Traigo Andretti stood in front of a judge at the Winnipeg law courts again Tuesday, asking if he could plead guilty to the second-degree murder of Myrna Letandre for the third time and for a third time, a judge said no.
Andretti is already serving a life sentence for killing and dismembering his wife in British Columbia.
He was brought before a judge in June to face the charge in the death of Letandre and tried for the first time to plead guilty, but the judge gave him a month to reconsider his decision not to hire a lawyer.
Andretti refused to meet with a lawyer several times and in July told Judge Tim Preston he understood the case against him and wanted to plead guilty, but was told the matter needed to be heard in a different court.
On Tuesday, the judge this time ruled the matter will have to be moved to Court of Queen's Bench.
Andretti, 38, was charged in Letandre's murder while in prison in B.C.

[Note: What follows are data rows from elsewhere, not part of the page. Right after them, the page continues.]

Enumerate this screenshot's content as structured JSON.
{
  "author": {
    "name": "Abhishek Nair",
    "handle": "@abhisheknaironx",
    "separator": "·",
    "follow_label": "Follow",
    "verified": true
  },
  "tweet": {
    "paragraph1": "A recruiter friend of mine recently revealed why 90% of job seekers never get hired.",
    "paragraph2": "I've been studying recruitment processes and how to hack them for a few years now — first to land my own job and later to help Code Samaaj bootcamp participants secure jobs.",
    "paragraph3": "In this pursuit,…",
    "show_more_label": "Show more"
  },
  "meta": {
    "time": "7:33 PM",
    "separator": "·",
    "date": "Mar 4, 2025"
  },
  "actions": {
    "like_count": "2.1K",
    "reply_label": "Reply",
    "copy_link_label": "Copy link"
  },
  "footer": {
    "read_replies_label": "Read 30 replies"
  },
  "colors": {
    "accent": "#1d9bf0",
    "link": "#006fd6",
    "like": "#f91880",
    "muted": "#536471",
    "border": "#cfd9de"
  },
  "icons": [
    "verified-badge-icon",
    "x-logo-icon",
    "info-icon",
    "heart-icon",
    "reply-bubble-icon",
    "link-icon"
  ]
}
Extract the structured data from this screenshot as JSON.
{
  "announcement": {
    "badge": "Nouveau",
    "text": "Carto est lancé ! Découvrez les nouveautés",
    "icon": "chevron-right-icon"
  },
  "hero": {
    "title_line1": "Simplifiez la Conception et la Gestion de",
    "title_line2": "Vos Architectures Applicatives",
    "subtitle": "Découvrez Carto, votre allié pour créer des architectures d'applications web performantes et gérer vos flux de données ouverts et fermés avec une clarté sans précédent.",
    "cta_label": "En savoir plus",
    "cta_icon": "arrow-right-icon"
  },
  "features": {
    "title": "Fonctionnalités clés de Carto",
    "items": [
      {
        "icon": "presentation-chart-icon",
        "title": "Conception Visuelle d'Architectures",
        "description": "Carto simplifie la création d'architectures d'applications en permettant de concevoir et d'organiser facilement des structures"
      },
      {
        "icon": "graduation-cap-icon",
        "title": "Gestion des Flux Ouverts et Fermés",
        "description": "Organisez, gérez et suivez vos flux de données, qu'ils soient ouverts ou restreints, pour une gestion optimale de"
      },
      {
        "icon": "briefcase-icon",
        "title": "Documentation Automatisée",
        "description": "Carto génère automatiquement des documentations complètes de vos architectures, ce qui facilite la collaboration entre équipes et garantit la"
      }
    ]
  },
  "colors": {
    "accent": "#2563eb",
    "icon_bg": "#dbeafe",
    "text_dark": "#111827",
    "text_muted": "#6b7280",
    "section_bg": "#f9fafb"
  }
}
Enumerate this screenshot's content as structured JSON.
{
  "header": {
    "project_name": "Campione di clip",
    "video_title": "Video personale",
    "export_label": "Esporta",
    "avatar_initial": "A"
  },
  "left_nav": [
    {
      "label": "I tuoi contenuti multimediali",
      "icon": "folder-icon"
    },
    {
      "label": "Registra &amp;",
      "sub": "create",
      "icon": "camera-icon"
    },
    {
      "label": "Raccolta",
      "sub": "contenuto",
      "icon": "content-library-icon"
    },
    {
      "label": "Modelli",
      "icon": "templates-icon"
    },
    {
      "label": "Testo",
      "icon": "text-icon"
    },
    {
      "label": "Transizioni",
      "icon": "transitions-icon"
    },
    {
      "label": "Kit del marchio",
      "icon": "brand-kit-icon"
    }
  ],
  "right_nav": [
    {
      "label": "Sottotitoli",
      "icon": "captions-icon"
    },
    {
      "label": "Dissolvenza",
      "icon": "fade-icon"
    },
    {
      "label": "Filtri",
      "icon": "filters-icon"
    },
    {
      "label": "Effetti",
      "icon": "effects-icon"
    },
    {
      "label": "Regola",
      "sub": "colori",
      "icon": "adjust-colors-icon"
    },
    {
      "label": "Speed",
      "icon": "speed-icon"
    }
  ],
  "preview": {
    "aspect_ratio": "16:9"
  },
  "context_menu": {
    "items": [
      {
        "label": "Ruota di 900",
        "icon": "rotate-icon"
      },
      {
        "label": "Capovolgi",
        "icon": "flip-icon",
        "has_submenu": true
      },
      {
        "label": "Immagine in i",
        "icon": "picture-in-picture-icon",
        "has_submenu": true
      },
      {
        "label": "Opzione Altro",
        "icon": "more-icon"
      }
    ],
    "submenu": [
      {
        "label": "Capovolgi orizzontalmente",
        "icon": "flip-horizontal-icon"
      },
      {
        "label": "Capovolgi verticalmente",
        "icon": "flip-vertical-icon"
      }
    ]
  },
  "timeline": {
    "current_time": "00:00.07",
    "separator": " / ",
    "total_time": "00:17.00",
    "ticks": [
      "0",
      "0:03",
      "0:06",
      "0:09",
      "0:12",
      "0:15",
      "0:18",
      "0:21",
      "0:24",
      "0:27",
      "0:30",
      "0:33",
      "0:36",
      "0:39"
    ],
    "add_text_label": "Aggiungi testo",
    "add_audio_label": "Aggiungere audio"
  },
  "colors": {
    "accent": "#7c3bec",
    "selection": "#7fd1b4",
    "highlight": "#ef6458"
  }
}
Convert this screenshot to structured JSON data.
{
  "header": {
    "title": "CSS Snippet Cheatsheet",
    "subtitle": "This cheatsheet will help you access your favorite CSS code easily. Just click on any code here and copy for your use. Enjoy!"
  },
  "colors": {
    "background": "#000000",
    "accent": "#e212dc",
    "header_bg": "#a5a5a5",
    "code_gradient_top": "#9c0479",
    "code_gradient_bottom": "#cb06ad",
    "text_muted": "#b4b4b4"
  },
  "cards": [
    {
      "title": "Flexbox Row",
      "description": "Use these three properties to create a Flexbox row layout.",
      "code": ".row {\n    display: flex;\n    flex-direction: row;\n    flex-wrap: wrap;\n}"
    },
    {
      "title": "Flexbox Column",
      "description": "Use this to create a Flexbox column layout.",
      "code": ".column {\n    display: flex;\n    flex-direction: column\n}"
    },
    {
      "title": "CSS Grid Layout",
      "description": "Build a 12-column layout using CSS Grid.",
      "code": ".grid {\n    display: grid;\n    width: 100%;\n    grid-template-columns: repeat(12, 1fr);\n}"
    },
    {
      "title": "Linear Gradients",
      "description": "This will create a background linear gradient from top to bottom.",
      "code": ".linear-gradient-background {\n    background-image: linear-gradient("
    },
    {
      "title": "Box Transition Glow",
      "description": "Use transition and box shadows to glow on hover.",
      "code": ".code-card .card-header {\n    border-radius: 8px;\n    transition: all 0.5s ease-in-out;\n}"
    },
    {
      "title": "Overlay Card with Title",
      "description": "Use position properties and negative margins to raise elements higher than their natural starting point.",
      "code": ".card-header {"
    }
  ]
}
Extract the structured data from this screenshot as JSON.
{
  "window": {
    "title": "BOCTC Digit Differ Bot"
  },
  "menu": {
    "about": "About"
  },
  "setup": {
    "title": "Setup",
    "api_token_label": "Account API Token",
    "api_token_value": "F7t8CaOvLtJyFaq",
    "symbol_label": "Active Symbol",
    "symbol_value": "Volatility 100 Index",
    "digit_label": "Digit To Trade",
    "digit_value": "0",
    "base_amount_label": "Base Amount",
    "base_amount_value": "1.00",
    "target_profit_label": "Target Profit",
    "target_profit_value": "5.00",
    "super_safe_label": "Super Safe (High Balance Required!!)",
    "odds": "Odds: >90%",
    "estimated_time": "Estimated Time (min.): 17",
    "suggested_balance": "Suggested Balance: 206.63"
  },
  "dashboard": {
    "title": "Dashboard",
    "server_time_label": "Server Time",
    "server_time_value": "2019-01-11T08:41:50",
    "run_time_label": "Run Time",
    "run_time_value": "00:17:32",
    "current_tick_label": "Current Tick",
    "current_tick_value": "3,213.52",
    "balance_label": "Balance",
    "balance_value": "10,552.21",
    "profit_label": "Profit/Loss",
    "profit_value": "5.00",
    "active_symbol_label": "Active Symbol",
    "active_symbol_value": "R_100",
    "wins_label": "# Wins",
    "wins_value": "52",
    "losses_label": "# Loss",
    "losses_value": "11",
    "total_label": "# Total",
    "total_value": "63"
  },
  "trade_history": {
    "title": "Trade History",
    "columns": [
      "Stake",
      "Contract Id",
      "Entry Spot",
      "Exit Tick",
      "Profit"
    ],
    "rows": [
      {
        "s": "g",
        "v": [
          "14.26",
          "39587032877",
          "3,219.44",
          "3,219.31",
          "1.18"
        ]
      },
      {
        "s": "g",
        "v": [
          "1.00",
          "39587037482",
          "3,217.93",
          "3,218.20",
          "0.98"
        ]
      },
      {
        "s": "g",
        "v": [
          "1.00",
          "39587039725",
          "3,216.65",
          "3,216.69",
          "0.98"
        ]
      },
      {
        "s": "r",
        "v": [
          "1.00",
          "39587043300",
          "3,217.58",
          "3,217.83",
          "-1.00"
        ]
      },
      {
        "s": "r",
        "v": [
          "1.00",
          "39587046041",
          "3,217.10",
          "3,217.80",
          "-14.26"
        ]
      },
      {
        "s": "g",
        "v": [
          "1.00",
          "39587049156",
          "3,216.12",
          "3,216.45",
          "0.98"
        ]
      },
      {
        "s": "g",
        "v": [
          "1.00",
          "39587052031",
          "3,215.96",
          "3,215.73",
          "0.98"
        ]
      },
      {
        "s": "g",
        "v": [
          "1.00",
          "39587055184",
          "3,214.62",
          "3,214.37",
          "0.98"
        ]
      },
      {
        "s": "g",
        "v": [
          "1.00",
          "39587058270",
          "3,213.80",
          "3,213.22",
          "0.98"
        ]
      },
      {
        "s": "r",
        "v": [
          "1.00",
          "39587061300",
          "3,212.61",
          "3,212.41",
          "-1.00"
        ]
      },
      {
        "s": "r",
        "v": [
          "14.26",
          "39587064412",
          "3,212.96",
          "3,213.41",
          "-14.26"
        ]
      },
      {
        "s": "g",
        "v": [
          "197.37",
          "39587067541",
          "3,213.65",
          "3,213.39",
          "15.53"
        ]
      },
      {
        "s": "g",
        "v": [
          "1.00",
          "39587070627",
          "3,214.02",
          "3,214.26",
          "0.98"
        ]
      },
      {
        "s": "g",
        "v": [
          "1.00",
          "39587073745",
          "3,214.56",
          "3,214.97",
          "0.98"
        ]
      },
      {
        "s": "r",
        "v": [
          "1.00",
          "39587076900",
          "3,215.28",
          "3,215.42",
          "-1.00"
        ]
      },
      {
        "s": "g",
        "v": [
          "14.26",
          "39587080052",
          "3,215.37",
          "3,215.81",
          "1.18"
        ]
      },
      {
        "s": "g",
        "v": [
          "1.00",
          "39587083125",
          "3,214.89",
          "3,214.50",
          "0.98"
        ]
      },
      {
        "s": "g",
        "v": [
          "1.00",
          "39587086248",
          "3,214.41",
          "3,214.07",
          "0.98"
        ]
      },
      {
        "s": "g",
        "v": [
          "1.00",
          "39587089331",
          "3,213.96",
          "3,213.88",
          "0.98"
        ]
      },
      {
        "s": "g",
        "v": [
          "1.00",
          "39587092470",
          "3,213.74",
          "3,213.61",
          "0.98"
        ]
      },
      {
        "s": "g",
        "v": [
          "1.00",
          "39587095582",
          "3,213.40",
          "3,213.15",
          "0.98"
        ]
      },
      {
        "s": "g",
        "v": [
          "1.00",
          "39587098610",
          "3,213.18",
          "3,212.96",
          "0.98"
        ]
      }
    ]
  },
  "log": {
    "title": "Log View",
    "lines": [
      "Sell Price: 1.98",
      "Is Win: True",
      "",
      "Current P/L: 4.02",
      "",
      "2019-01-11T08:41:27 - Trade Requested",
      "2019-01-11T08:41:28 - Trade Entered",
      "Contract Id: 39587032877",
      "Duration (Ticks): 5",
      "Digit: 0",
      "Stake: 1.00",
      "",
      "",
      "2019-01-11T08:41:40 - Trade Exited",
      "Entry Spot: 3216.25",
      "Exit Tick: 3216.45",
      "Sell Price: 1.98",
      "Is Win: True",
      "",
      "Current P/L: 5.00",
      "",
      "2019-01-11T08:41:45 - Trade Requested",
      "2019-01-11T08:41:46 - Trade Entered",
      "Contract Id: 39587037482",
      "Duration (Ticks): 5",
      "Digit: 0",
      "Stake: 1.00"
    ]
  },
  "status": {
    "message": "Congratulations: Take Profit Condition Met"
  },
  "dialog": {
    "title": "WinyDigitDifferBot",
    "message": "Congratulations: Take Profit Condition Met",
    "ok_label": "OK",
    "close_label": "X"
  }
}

Letandre, who was 37 and originally from Pinaymootang First Nation, was reported missing by her sister in 2006. Her remains weren't found in a Winnipeg rooming house until May 2013.
Police alleged she was in a relationship with Andretti, also known as Dylan Harold Grubb, before she vanished.
Her relatives have said they tried to tell police about Andretti at the time of her disappearance and police have said he was questioned but let go.
Andretti was given a mandatory life sentence with no chance of parole for at least 25 years in April after admitting to the first-degree murder of his wife, Jennifer McPherson, who was also a longtime Winnipeg resident.
Police discovered the scattered remains of McPherson on a remote island near Alert Bay, off the east coast of Vancouver Island, last spring. The couple had been living there as caretakers of a remote fishing resort called the Pacific Outback Resort.
Andretti was arrested following an investigation by Project Devote, a unit made up of RCMP and Winnipeg police officers. Police said they worked with Vancouver's homicide unit, but waited for them to complete their investigation before bringing their own charges.